Carl G. Fisher

Entrepreneur, developer of racetracks, roadways, and resorts
Born: Jan. 12, 1874
Birthplace: Greensburg, Indiana

Carl Fisher grew up in Indianapolis. He quit school at age 12 to work in a grocery store. Within a few years, he had opened bicycle shop, and later launched a car dealership. In 1904, he began the Prest-O-Light company, which sold headlights to most of the car manufacturers in the United States. By 1913, he sold Prest-O-Light for $9 million dollars. During his years at Prest-O-Light, Fisher conceived of the idea of building an automobile testing ground and race track. On Aug. 19, 1909, the Indianapolis Motor Speedway held its first race. But accidents and the deaths of six people caused this first race to be cancelled—the crushed stone and tar track was deemed too dangerous for racing. Fisher then paved the track with 3.2 million bricks. The first 500-mile race, called the International Sweepstakes, took place on May 30, 1911. The Indianapolis 500, as it was later called, became an annual event and the most famous of American automobile races. Fisher's next two enterprises also involved road building. He was responsible for building the Lincoln Highway in 1913, the first transcontinental highway in the United States, which stretched from New York to San Francisco. He was also responsible for the development of the Dixie Highway, completed in 1916, which stretched from Chicago to Miami.

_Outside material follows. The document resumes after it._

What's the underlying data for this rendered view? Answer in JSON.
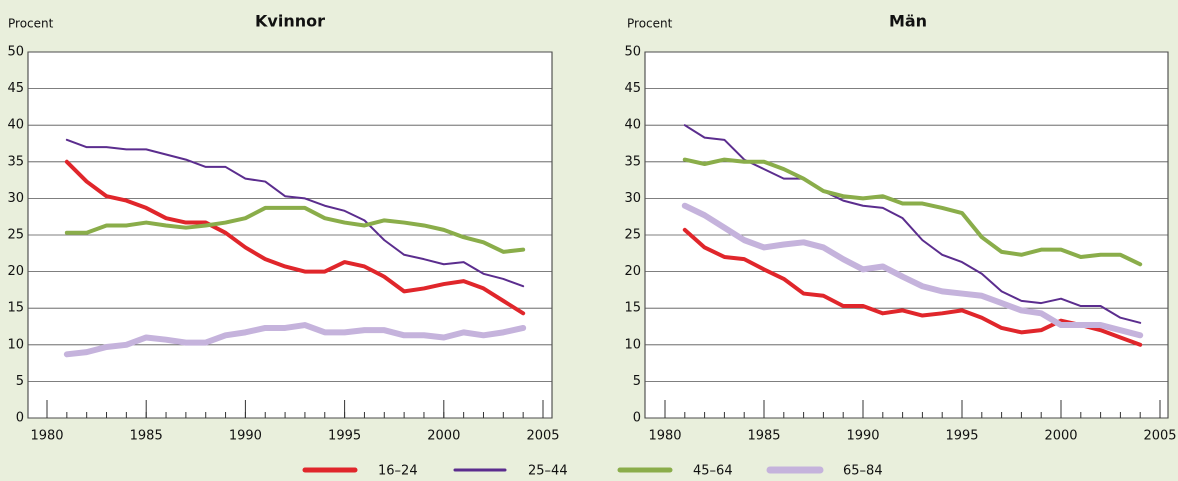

His next venture was the development of Miami Beach, which was then just a mangrove swamp. From 1920 to 1925, he oversaw the transformation of Miami Beach into a vacation resort. He also began work on transforming Montauk, at the tip of Long Island, New York, into a resort—“the Miami Beach of the North.” But in 1926, disaster struck when a hurricane hit Miami Beach. Much of the resort was destroyed, tourism dropped off, and Fisher's finances suffered. By 1932, he was completely bankrupt. This tireless and resourceful businessman died seven years later.